EtherSensor helps our customers to solve various Security Operation Center tasks in combination with DLP, SIEM, U(E)BA, eDiscovery, Enterprise Archiving, Enterprise Search, Data Access Governance systems and so on.
How EtherSensor works:
Captures raw data and reconstructs application-level objects
EtherSensor captures raw L2 network traffic from several 10 Gbps network adapters or PCAP files (BPF filtering is available), or gets the source data from ICAP clients or Lotus Notes transaction log.

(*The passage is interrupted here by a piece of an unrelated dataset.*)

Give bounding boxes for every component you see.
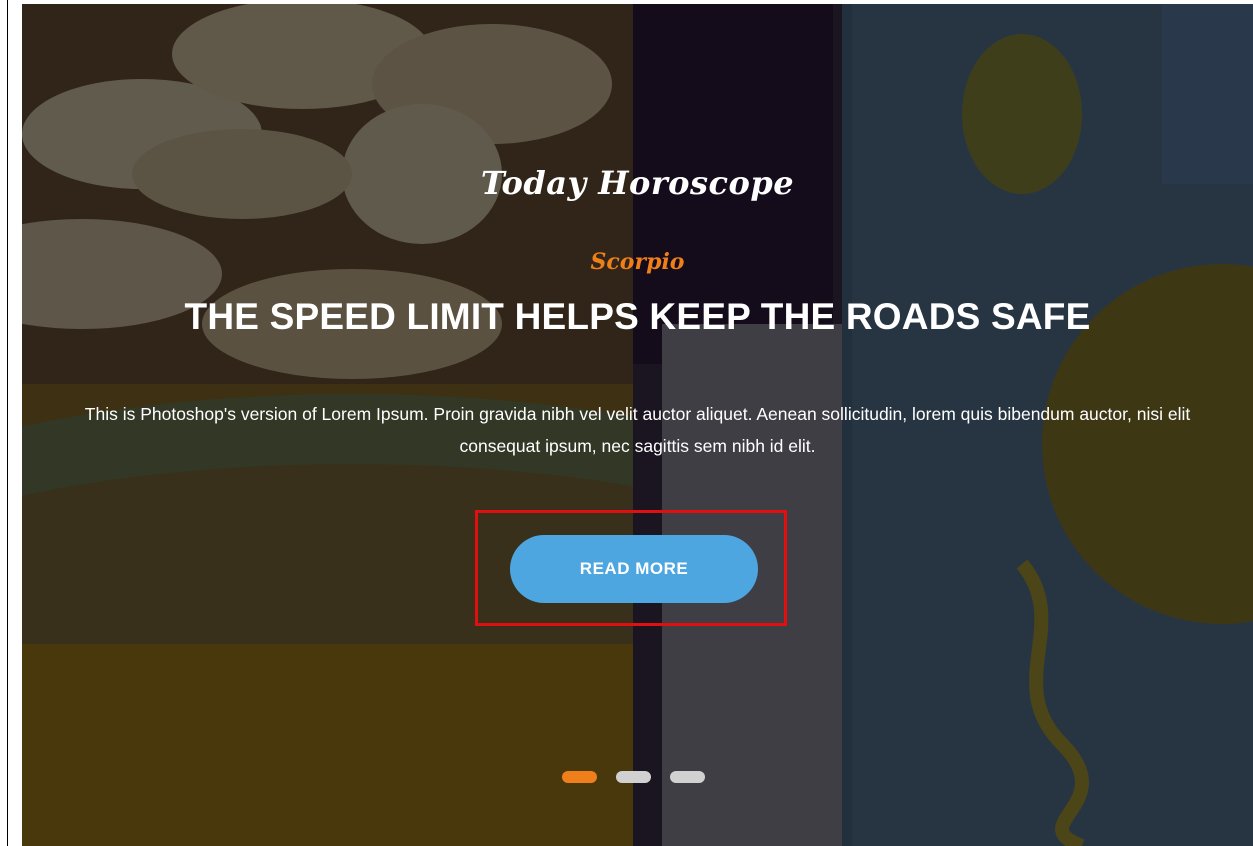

Analyzes reconstructed objects
Using high-performance rule-based filtering mechanism, EtherSensor decides if the object must be dropped or it must be sent to a system-consumer using corresponding pre-defined results delivery profile.
Delivers reconstructed objects to the systems-consumers
The result of the application-level object/message analysis is its delivery to one or more systems-consumers. The same object may be delivered to several receivers at the same time. Each receiver gets the object in corresponding format, e.g. SIEM system receives a syslog string or NetFlow block with the object metadata, DLP system or eDiscovery system receives the message or file itself and so on.